Laut Medienberichten bekam der Sozialdemokrat Denis Bećirović nach ersten Auszählungen 55 Prozent der Stimmen. Damit liegt er vor dem Vorsitzenden der muslimisch-nationalistischen SDA-Partei, Bakir Izetbegović.
Kandidierte für die bosnische Präsidentschaft: Denis Bećirović von der Sozialdemokratischen Partei (SDP)

Kandidierte für die bosnische Präsidentschaft: Denis Bećirović von der Sozialdemokratischen Partei (SDP)

Foto: Uncredited / dpa

Bei den Wahlen zum dreiköpfigen Staatspräsidium in Bosnien-Herzegowina zeichneten sich laut örtlichen Medienberichten Verluste für einige nationalistische Kandidaten ab. Nach Auszählung von 61 Prozent der Stimmen führte im Rennen um den bosniakischen Sitz im Staatspräsidium der Sozialdemokrat Denis Bećirović mit 55 Prozent der Stimmen vor dem Vorsitzenden der muslimisch-nationalistischen SDA-Partei, Bakir Izetbegović, mit 41 Prozent. Das meldet die Deutsche Presse-Agentur. Die Berichte beruhen auf Angaben aus den Parteizentralen, denen die Teilergebnisse vorlagen. Mit offiziellen Ergebnissen wird erst am Montag gerechnet.

Der Sieg von Bećirović würde bedeuten, dass zum ersten Mal seit zwölf Jahren kein SDA-Politiker im Staatspräsidium vertreten wäre. Im Rennen um den kroatischen Sitz dürfte sich den Teilergebnissen zufolge der bisherige Amtsinhaber, der nicht nationalistische Reformer Željko Komšić, durchgesetzt haben. Auf ihn sollen demnach 67 Prozent der Stimmen entfallen sein.

Der serbische Sitz dürfte hingegen in den Händen von Nationalisten bleiben. Die Kandidatin der im serbischen Landesteil regierenden SNSD, Željka Cvijanović, soll 60 Prozent der Stimmen auf sich vereinigt haben. Sie ist eine Vertraute des serbischen Separatisten Milorad Dodik, der bislang den serbischen Sitz im Staatspräsidium innehatte. Er kandidierte diesmal für den Präsidentenposten im serbischen Landesteil und lag den Berichten zufolge vorn.

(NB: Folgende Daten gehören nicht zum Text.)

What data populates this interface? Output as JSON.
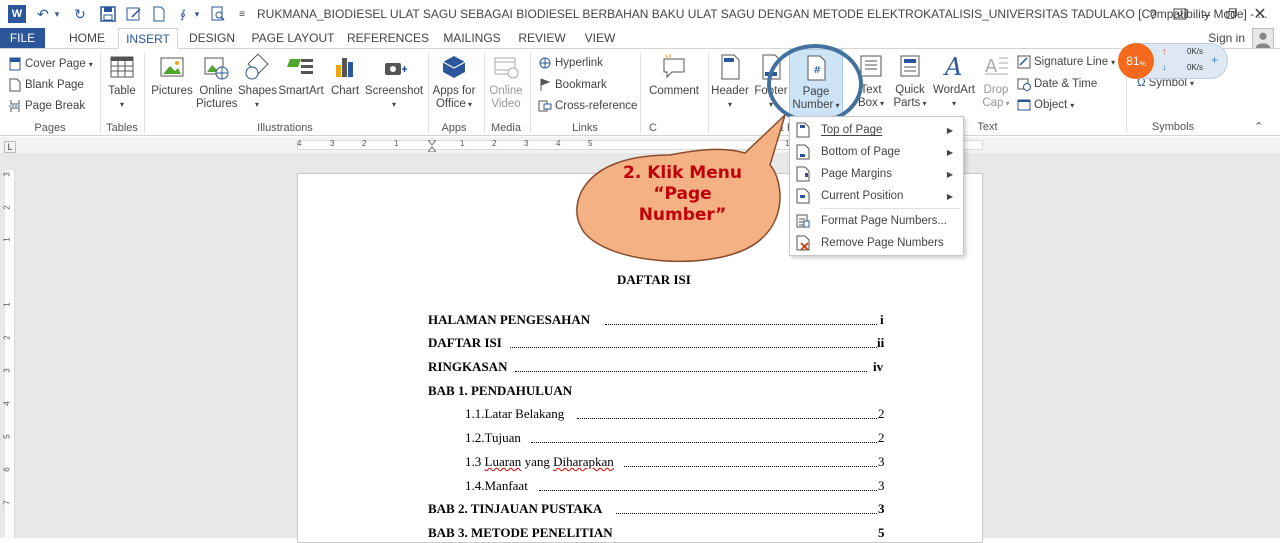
{
  "window": {
    "title": "RUKMANA_BIODIESEL ULAT SAGU SEBAGAI BIODIESEL BERBAHAN BAKU ULAT SAGU DENGAN METODE ELEKTROKATALISIS_UNIVERSITAS TADULAKO [Compatibility Mode] - ...",
    "help": "?",
    "sign_in": "Sign in"
  },
  "tabs": [
    "FILE",
    "HOME",
    "INSERT",
    "DESIGN",
    "PAGE LAYOUT",
    "REFERENCES",
    "MAILINGS",
    "REVIEW",
    "VIEW"
  ],
  "ribbon": {
    "pages": {
      "cover_page": "Cover Page",
      "blank_page": "Blank Page",
      "page_break": "Page Break",
      "label": "Pages"
    },
    "tables": {
      "table": "Table",
      "label": "Tables"
    },
    "illustrations": {
      "pictures": "Pictures",
      "online_pictures_1": "Online",
      "online_pictures_2": "Pictures",
      "shapes": "Shapes",
      "smartart": "SmartArt",
      "chart": "Chart",
      "screenshot": "Screenshot",
      "label": "Illustrations"
    },
    "apps": {
      "apps_for_office_1": "Apps for",
      "apps_for_office_2": "Office",
      "label": "Apps"
    },
    "media": {
      "online_video_1": "Online",
      "online_video_2": "Video",
      "label": "Media"
    },
    "links": {
      "hyperlink": "Hyperlink",
      "bookmark": "Bookmark",
      "cross_reference": "Cross-reference",
      "label": "Links"
    },
    "comments": {
      "comment": "Comment",
      "label": "C"
    },
    "header_footer": {
      "header": "Header",
      "footer": "Footer",
      "page_number_1": "Page",
      "page_number_2": "Number",
      "label": "& F"
    },
    "text": {
      "text_box_1": "Text",
      "text_box_2": "Box",
      "quick_parts_1": "Quick",
      "quick_parts_2": "Parts",
      "wordart": "WordArt",
      "drop_cap_1": "Drop",
      "drop_cap_2": "Cap",
      "signature_line": "Signature Line",
      "date_time": "Date & Time",
      "object": "Object",
      "label": "Text"
    },
    "symbols": {
      "equation": "π",
      "symbol": "Symbol",
      "label": "Symbols"
    }
  },
  "network": {
    "percent": "81",
    "percent_unit": "%",
    "up": "0K/s",
    "down": "0K/s"
  },
  "page_number_menu": [
    {
      "label": "Top of Page",
      "submenu": true
    },
    {
      "label": "Bottom of Page",
      "submenu": true
    },
    {
      "label": "Page Margins",
      "submenu": true
    },
    {
      "label": "Current Position",
      "submenu": true
    },
    {
      "label": "Format Page Numbers...",
      "submenu": false
    },
    {
      "label": "Remove Page Numbers",
      "submenu": false
    }
  ],
  "callout": {
    "line1": "2. Klik Menu",
    "line2": "“Page",
    "line3": "Number”"
  },
  "ruler": [
    "4",
    "3",
    "2",
    "1",
    "1",
    "2",
    "3",
    "4",
    "5",
    "11"
  ],
  "vruler": [
    "3",
    "2",
    "1",
    "1",
    "2",
    "3",
    "4",
    "5",
    "6",
    "7"
  ],
  "document": {
    "heading": "DAFTAR ISI",
    "toc": [
      {
        "text": "HALAMAN PENGESAHAN",
        "page": "i",
        "bold": true,
        "indent": false
      },
      {
        "text": "DAFTAR ISI",
        "page": "ii",
        "bold": true,
        "indent": false
      },
      {
        "text": "RINGKASAN",
        "page": "iv",
        "bold": true,
        "indent": false
      },
      {
        "text": "BAB 1. PENDAHULUAN",
        "page": "",
        "bold": true,
        "indent": false
      },
      {
        "text": "1.1.Latar Belakang",
        "page": "2",
        "bold": false,
        "indent": true
      },
      {
        "text": "1.2.Tujuan",
        "page": "2",
        "bold": false,
        "indent": true
      },
      {
        "text_prefix": "1.3 ",
        "squig1": "Luaran",
        "mid": " yang ",
        "squig2": "Diharapkan",
        "page": "3",
        "bold": false,
        "indent": true
      },
      {
        "text": "1.4.Manfaat",
        "page": "3",
        "bold": false,
        "indent": true
      },
      {
        "text": "BAB 2. TINJAUAN PUSTAKA",
        "page": "3",
        "bold": true,
        "indent": false
      },
      {
        "text": "BAB 3. METODE PENELITIAN",
        "page": "5",
        "bold": true,
        "indent": false
      }
    ]
  },
  "colors": {
    "accent": "#2b579a",
    "callout_fill": "#f4b183",
    "callout_text": "#c0000a",
    "ring": "#41719c",
    "highlight": "#cde4f7"
  }
}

Neben dem Staatspräsidium wählten die Bürger Bosniens am Sonntag auch das Bundesparlament, die Parlamente in den beiden weitgehend selbstständigen Landesteilen, die Präsidentschaft in der Serbischen Republik (RS) und die Kantonsverwaltungen in der bosnisch-kroatischen Föderation (FBiH).

Wahlen auf drei Ebenen

Die Wahlen haben vor dem Hintergrund wachsender ethnischer Konflikte stattgefunden. Die Abstimmung war so komplex wie das Land selbst: Das in einen serbischen und einen kroatisch-muslimischen Teilstaat geteilte Land mit einer Zentralregierung wählte auf drei Ebenen: neben der gesamtstaatlichen Ebene wurden in der Republika Srpska, dem serbischen Landesteil, die regionalen Abgeordneten sowie der Präsident und seine zwei Stellvertreter gewählt. Beobachter gehen davon aus, dass der nationalistische Hardliner Milorad Dodik wieder Präsident der Republika Srpska wird. Der 63-Jährige hatte dieses Amt bereits zweimal inne.